Patrick O’Flynn, former MEP for the East of England, said: ‘Classic example life on Planet BBC. If Jenrick had told them: ”Screw you for mocking our flag and our monarch” he’d have been a superstar by lunchtime.’
BBC rules state that news staff must adhere to an online code of conduct, which says: ‘Nothing should appear on your personal social media accounts that undermine the perception of the BBC’s integrity or impartiality.’
In September 2019, Miss Munchetty was embroiled in a race row after she condemned then-US president Donald Trump for telling some female politicians to ‘go back’ to where they came from.
She was found to have breached editorial guidelines by the corporation’s complaints unit, but the ruling was reversed by Lord Hall after an outcry.
Emily Maitlis was also accused of violating the BBC’s impartiality guidelines after she delivered a highly critical monologue about the Dominic Cummings lockdown controversy last year during an episode of Newsnight.
She said Mr Cummings had ‘broken the rules’ when he travelled from London to Durham during lockdown and ‘the country can see that, and it’s shocked the Government cannot’.
Anger flooded in from some incensed by the initial broadcast, which they believed showed bias, while others were furious about the corporation’s rapid climb down, after it issued a statement saying she had broken the rules.
It comes as the BBC unveiled plans to ‘better reflect’ all parts of the UK with more programmes made outside of London and a soap set in the North of England on the cards.
It will shift away from London over the next six years in what it bills as its ‘biggest transformation in decades’. News and current affairs programmes like Newsnight will be presented from different UK bases.
Radio 4’s Today show will be co-hosted from outside London for at least 100 episodes a year.
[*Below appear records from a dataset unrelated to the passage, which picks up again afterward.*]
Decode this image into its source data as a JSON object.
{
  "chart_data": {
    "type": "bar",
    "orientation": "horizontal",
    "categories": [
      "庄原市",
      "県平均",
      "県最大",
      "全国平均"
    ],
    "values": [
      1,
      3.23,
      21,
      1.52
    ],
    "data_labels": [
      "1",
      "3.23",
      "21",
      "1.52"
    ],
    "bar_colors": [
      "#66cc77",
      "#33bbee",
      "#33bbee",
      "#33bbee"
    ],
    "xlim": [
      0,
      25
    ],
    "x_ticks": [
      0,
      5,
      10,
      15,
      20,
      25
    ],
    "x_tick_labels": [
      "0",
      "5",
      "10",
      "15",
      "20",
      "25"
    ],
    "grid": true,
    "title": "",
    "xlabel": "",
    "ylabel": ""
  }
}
Viewers will see a ‘noticeable shift in portrayal of different parts of the UK in drama, comedy and factual’ shows, the BBC pledged.
The BBC, which was accused of failing to understand the vote for Brexit, hopes the move changes the tone of its programmes and journalism. The decision could also result in a BBC rival to ITV soap Coronation Street.
The broadcaster said it would air two new long-running drama series – one from the North of England and the other from Scotland, Wales or Northern Ireland. Viewers would see about 30 or more episodes a year of the show.